Amen, amen (that is in truth, most truly and most assuredly), I say unto you, He that entereth not, &c. He puts forth this parable to show who He is, and who are His rivals and adversaries. The occasion for it was because the Pharisees had cast out of the synagogue for his confession of Christ the blind man whom He had healed. By doing this they signified that Jesus was not the Messiah, but a false prophet; and consequently that they who believed in Him, as the blind man who had been cured did, erred in their belief, and wandered away from the synagogue, and were apostates from their own Church. Christ therefore puts forth the parable of the door of the sheepfold; to show by it, that so far from His being a false prophet, all others who enter not by Him as the door of the sheepfold into the Church of God, are deceivers and counterfeits. And that consequently the synagogue of the Pharisees was not the synagogue of God, but of Satan. Whereas the true Church of God is the Christian Church which Christ founded and substituted for the Jewish Church, and consequently the blind man when excommunicated from the synagogue, entered by faith in Christ into the true, i.e., the Christian Church
In order that the reader may easily comprehend the whole parable, I will here give a summary of it. (1.) The sheepfold is the Church of God. (2.) The owner is God the Father. (3.) The door is Christ, or faith in Him, who is inclosed by the Scriptures of the Law and the Prophets as by a door firm-fastened with its bolts. (4.) The porter is the Holy Spirit. (5.) The sheep are not merely the predestinated, as S. Augustine held, but all the faithful that are within the Church. (6.) The true Pastors and Prelates are those who enter through Christ. (7.) To these the porter, i.e., the Holy Spirit, openeth, because faith in Christ, by the which they enter, is the gift of the Holy Spirit. And the Holy Spirit gives them true and lawful power, so that what they do is ratified by God. (8.) They lead out the sheep, i.e., the faithful, into the pastures of sound doctrine, grace, and virtues, go before them by their own example of a good life, and call them by their names, because they have a care for them severally, and exhort, stimulate, and compel them one by one to better things. (9.) He who enters not into the sheepfold through Christ, but by leaping over the wall, or breaking through a window or wall, is a thief and robber of the sheep, that is, of the faithful: for he is busy in killing and destroying them. The other matters are mere ornamental additions, and are not to be applied in illustration of the subject.

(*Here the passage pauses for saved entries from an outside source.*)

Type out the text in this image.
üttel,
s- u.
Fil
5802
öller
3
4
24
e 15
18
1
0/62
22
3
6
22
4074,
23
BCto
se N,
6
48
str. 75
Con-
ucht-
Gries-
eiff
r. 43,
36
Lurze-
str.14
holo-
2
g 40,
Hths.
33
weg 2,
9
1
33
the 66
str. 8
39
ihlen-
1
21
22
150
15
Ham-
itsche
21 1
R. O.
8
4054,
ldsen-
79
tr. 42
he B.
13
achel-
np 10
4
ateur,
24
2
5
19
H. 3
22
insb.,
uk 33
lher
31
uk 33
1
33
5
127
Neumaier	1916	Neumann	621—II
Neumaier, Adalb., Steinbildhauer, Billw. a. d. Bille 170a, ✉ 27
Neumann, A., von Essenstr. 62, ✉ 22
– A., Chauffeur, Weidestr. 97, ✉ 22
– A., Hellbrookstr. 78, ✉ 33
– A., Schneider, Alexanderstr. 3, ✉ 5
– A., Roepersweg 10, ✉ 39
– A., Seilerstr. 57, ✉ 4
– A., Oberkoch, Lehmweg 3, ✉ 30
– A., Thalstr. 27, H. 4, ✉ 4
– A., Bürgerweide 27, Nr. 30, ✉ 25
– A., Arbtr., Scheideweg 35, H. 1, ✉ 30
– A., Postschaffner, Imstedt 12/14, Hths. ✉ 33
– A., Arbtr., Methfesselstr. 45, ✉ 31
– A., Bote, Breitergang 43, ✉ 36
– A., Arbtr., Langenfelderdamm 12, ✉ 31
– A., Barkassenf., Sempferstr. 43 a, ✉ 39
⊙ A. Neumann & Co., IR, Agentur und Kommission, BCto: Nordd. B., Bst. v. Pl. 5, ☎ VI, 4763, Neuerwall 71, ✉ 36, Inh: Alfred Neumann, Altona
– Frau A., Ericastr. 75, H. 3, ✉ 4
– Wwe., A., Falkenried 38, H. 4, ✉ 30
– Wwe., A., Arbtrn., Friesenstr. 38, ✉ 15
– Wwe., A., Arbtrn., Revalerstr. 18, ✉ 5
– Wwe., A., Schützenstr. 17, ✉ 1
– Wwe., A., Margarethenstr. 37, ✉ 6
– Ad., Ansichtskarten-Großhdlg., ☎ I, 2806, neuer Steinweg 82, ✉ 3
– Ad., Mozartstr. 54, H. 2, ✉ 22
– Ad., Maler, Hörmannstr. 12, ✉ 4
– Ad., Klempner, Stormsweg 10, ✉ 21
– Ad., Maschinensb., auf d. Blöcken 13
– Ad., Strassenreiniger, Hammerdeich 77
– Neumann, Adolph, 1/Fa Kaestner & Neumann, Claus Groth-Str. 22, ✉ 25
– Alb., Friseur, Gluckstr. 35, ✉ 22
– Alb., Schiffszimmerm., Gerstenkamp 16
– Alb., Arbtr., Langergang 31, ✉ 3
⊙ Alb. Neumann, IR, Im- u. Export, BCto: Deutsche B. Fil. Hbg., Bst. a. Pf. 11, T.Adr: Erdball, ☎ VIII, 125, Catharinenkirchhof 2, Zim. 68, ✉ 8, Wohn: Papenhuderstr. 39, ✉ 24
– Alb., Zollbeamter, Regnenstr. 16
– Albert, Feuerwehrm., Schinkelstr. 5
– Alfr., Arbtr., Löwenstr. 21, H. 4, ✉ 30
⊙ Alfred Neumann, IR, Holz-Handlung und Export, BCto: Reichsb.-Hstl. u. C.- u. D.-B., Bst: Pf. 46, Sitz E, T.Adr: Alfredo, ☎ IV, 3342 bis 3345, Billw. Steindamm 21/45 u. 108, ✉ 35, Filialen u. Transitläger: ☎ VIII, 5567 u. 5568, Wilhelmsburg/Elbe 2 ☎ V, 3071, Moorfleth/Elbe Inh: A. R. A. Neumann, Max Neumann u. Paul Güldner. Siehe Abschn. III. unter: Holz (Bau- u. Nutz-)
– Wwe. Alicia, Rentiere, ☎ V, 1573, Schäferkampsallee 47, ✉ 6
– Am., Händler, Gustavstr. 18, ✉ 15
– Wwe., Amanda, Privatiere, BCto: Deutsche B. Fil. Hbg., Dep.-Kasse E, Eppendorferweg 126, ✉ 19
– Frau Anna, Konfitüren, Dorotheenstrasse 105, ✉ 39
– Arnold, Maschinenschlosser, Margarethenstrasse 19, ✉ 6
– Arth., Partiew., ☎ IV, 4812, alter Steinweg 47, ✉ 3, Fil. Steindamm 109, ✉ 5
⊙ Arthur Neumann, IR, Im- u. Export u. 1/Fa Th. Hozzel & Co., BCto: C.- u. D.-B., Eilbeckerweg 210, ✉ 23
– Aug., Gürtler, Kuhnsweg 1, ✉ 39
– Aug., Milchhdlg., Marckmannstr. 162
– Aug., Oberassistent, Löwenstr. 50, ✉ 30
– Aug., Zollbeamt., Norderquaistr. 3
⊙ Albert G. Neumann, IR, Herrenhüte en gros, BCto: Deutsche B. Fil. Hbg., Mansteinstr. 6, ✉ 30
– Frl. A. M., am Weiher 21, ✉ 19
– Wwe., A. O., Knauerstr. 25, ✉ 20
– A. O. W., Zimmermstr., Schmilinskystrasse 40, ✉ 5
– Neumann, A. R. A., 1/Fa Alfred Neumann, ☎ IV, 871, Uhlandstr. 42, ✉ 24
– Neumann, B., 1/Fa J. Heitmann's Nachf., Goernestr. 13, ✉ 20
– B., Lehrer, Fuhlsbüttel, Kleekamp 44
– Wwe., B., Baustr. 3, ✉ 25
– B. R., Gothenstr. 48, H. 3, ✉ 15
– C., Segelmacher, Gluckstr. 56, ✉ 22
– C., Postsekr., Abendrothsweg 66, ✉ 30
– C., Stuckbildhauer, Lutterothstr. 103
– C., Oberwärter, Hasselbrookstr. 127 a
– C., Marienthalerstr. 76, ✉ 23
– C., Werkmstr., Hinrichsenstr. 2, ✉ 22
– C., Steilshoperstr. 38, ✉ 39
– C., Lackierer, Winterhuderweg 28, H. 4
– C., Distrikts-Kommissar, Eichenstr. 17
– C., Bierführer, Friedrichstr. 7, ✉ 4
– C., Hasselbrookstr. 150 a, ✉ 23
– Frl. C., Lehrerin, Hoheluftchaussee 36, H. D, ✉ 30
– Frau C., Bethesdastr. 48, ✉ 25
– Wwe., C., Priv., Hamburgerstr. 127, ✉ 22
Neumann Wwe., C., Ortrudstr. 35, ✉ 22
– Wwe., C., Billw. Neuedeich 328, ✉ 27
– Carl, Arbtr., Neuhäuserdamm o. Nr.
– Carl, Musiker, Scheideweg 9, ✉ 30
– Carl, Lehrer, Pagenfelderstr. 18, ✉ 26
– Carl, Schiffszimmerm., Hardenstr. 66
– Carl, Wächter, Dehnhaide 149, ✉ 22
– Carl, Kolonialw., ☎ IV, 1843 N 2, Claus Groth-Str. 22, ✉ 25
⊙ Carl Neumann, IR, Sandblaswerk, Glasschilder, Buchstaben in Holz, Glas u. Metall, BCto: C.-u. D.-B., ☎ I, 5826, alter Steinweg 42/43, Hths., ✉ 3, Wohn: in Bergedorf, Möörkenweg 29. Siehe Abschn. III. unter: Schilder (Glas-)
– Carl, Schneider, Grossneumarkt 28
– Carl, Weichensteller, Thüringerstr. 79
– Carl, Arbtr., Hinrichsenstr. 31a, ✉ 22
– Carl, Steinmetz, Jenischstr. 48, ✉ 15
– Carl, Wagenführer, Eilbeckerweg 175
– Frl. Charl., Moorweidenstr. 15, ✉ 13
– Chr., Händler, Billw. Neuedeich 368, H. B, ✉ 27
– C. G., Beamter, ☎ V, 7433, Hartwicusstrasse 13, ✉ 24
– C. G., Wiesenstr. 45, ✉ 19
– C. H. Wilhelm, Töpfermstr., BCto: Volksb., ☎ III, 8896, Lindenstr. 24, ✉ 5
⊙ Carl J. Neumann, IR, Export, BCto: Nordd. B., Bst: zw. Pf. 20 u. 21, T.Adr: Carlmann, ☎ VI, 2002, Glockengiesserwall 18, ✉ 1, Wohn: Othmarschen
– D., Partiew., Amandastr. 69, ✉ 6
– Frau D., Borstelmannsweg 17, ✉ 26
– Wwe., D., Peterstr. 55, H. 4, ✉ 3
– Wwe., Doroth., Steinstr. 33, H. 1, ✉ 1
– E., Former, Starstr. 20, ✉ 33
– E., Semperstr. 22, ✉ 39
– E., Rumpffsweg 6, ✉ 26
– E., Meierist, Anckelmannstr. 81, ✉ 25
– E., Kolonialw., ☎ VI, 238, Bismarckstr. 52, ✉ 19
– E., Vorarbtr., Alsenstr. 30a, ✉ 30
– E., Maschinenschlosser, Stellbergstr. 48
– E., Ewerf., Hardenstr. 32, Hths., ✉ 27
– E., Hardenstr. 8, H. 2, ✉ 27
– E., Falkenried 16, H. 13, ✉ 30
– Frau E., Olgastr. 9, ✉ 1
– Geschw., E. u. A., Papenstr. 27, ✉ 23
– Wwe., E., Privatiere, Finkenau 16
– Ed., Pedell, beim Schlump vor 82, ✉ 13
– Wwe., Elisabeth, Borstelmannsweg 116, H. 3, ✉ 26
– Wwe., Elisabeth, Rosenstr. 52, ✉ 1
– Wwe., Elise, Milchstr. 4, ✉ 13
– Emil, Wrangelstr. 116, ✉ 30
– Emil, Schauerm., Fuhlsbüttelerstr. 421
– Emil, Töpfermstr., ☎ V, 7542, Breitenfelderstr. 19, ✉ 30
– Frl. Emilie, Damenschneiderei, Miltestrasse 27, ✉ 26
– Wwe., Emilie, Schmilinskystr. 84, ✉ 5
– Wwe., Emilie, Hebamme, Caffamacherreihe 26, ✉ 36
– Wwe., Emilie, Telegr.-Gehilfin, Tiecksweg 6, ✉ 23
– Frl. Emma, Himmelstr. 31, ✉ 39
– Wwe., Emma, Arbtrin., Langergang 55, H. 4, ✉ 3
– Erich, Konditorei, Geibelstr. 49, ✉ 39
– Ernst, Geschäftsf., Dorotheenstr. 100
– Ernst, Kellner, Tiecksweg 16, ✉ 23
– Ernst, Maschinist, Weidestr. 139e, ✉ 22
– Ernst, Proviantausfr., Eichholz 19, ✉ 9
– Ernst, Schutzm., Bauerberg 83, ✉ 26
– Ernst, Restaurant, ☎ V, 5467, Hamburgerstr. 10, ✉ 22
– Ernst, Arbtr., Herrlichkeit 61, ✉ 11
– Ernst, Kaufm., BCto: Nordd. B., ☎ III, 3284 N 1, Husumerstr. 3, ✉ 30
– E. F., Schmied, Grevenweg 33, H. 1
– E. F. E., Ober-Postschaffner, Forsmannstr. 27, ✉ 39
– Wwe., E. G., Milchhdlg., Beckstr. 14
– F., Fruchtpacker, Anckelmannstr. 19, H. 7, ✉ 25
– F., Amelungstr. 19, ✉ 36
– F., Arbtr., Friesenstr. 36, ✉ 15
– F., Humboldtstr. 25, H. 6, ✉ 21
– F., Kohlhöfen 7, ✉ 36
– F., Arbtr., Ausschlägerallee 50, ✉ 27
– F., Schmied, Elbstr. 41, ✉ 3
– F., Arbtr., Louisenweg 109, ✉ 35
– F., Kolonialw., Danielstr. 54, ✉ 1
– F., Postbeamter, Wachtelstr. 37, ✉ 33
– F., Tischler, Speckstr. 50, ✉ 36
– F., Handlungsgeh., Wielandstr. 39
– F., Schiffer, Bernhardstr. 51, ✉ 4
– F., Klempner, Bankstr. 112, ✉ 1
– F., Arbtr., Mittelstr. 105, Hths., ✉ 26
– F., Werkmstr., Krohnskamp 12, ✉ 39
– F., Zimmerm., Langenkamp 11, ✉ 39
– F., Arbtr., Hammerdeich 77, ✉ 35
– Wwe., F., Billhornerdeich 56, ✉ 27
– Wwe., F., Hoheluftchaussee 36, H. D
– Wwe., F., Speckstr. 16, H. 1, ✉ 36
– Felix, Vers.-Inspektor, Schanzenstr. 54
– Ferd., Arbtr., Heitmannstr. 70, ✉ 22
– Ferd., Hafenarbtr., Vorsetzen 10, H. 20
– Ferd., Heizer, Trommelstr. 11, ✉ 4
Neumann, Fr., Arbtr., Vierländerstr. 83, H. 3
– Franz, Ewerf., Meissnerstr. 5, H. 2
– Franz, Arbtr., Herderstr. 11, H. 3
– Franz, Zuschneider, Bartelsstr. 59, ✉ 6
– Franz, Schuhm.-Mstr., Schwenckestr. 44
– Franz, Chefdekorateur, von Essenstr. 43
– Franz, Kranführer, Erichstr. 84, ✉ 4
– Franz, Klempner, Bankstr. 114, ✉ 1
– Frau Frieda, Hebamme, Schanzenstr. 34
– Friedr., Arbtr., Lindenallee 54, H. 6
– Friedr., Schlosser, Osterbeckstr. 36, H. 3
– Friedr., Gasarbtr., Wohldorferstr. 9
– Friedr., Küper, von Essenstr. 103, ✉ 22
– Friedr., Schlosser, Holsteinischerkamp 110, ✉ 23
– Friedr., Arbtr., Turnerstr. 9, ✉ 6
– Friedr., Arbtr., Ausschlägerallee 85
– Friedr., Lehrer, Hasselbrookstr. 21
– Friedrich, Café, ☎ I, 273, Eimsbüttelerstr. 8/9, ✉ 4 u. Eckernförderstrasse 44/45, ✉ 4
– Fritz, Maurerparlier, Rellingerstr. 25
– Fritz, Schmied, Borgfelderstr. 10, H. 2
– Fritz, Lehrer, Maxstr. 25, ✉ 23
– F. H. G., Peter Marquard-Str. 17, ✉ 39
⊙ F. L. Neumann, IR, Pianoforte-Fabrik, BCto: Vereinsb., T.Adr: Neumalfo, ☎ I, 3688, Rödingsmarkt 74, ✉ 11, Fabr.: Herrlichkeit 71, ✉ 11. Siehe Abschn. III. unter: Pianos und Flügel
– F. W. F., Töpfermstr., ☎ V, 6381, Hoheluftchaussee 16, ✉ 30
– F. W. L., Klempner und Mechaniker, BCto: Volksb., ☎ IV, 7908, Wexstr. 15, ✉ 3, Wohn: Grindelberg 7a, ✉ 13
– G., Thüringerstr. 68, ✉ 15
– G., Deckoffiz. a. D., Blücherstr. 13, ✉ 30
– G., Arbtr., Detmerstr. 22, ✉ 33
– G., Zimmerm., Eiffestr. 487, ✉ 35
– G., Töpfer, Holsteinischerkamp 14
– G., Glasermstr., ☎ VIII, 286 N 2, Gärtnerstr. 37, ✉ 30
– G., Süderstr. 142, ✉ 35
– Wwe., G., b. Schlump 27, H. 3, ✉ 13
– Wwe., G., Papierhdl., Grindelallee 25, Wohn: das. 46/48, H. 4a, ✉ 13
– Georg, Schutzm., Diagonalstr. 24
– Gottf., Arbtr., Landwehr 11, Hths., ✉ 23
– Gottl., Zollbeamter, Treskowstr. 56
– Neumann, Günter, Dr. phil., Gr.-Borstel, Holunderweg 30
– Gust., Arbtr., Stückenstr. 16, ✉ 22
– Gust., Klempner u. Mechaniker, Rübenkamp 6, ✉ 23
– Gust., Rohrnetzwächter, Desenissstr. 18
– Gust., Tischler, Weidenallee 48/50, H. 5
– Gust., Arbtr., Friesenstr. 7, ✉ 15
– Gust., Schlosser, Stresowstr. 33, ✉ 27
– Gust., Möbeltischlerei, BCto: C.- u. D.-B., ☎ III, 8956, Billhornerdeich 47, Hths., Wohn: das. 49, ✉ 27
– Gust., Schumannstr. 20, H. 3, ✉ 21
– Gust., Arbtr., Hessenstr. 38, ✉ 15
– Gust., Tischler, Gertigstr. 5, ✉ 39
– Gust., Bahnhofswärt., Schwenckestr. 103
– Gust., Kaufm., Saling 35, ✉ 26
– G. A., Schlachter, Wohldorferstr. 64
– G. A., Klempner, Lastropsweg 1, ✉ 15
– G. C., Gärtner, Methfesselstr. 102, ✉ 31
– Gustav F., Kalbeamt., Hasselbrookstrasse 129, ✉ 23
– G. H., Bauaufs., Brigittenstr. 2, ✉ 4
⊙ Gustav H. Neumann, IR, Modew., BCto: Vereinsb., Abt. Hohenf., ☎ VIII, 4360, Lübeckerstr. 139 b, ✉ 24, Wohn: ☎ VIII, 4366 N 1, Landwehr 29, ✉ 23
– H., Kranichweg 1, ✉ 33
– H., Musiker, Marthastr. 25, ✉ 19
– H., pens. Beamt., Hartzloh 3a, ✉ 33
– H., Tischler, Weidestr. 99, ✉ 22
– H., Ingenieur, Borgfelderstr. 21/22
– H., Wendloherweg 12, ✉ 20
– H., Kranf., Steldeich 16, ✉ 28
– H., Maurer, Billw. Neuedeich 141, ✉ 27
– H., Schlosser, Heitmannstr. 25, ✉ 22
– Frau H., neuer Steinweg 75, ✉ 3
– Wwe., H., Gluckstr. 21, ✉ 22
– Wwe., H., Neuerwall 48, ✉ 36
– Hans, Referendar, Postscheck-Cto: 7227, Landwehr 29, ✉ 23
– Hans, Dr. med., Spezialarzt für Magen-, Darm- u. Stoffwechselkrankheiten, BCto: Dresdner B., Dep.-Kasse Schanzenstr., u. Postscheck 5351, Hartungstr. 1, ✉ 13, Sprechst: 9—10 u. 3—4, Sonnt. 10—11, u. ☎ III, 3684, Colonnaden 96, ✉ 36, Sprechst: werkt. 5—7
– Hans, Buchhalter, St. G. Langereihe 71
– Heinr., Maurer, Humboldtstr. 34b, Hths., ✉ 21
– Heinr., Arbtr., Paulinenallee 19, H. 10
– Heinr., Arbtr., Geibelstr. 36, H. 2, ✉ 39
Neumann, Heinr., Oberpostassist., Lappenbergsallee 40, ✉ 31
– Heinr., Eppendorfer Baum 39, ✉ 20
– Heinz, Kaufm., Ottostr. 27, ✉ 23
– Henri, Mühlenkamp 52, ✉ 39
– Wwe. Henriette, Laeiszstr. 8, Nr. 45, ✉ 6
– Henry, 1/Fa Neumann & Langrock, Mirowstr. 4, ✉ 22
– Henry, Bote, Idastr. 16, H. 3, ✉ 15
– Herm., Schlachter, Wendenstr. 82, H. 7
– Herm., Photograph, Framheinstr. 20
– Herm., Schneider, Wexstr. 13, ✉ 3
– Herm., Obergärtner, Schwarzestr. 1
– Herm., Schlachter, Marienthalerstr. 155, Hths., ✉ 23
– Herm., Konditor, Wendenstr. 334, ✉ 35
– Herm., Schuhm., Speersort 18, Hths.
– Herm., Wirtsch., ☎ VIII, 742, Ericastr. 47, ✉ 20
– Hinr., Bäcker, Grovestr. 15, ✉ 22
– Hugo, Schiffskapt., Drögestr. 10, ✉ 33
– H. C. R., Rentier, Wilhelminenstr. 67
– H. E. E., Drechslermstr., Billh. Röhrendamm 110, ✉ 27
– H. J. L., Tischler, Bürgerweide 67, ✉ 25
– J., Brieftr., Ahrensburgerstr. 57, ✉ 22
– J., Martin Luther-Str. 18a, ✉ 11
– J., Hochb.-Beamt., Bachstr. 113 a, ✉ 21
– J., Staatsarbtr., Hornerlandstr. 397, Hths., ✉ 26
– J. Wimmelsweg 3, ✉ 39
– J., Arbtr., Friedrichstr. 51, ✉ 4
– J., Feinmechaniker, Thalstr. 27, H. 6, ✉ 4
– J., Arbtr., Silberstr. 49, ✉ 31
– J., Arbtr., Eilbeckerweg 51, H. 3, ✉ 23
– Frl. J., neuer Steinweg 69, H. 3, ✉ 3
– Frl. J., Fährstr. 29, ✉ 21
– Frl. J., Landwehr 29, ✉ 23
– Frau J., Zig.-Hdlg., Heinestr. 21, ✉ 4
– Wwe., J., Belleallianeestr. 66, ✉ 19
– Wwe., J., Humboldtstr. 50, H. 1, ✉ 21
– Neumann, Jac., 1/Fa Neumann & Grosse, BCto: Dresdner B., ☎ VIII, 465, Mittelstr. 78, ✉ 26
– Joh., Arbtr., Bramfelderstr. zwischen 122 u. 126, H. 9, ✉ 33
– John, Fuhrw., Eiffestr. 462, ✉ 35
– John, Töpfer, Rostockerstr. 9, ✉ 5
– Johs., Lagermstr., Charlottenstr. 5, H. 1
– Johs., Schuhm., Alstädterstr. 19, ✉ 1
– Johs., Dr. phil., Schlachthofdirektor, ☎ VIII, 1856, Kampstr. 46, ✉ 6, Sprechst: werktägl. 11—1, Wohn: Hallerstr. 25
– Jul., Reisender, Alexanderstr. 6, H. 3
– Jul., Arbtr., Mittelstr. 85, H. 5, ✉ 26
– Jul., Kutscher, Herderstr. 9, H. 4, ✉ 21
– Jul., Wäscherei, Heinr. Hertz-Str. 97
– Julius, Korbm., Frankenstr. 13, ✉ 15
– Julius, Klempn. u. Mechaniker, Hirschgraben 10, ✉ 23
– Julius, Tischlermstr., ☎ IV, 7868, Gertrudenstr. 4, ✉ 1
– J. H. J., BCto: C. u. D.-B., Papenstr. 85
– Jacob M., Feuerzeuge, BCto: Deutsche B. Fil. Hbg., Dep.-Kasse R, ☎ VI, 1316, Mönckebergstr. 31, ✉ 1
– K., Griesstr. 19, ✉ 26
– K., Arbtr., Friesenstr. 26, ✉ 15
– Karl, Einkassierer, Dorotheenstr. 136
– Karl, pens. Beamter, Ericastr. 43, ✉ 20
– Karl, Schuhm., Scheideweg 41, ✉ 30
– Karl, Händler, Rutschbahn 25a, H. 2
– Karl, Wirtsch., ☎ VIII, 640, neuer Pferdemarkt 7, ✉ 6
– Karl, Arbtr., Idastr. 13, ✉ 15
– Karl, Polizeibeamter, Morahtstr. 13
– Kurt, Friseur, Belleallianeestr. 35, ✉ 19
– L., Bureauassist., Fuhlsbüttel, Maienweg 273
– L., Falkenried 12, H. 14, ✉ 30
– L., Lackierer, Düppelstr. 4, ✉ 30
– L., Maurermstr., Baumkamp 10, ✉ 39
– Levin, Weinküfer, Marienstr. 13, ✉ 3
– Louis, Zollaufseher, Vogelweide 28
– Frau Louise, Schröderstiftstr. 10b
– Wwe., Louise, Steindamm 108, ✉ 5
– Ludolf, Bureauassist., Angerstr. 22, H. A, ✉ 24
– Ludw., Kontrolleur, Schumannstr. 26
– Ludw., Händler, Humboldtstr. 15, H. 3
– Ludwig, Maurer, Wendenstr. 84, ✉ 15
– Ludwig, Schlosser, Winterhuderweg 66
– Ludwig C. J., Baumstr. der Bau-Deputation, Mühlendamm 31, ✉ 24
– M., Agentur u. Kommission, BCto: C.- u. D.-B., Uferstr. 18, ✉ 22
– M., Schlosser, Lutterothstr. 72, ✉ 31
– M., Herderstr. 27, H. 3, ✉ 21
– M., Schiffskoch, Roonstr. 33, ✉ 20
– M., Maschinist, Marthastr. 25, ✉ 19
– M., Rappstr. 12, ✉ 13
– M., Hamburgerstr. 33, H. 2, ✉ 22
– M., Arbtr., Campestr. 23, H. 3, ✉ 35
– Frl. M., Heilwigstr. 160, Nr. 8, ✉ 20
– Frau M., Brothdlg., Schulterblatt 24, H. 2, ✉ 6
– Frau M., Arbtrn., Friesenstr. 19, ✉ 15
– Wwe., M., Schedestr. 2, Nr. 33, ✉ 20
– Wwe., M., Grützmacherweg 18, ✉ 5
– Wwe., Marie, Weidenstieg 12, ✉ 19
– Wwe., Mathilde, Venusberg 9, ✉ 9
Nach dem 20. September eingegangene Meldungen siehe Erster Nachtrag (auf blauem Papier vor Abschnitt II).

Let us consider these points one by one, and review them again.
He that entereth not by the door, &c. Such were Judas of Galilee and Theudas (Act 5:36-37), and others who pretended that they were the Messiah, or endeavoured to arrogate to themselves that which specially belonged to the Messiah. And such, too, the Scribes and Pharisees were beginning to be, who before this had received legitimate authority from God through the merits of Christ, to teach and govern His people; and were therefore His true Pastors and Teachers. But by opposing themselves to Christ, now present among them, and by turning away the people from Him, they became wolves, nay thieves and robbers of the faithful. So S. Augustine, and from him the Gloss. Against the arrogance of the Pharisees, who boasted they could see, He brings forward this similitude, which shows that neither wisdom nor a good life can avail aught except through Him. And S. Chrysostom says: “By the phrase, another way, He signifies the Scribes who taught the doctrines and commandments of men, and transgressed the law.” Such were the false prophets of old, and heretics now, of whom Jeremiah writes (Jer 23:21). Hear S. Augustine, “Let pagans, or heretics, or Jews say, ‘We live well;’ if they enter not by the door, what does it profit them? And they are to be said not to live well who either know not the end of good living through blindness, or else contemn it through pride of heart.”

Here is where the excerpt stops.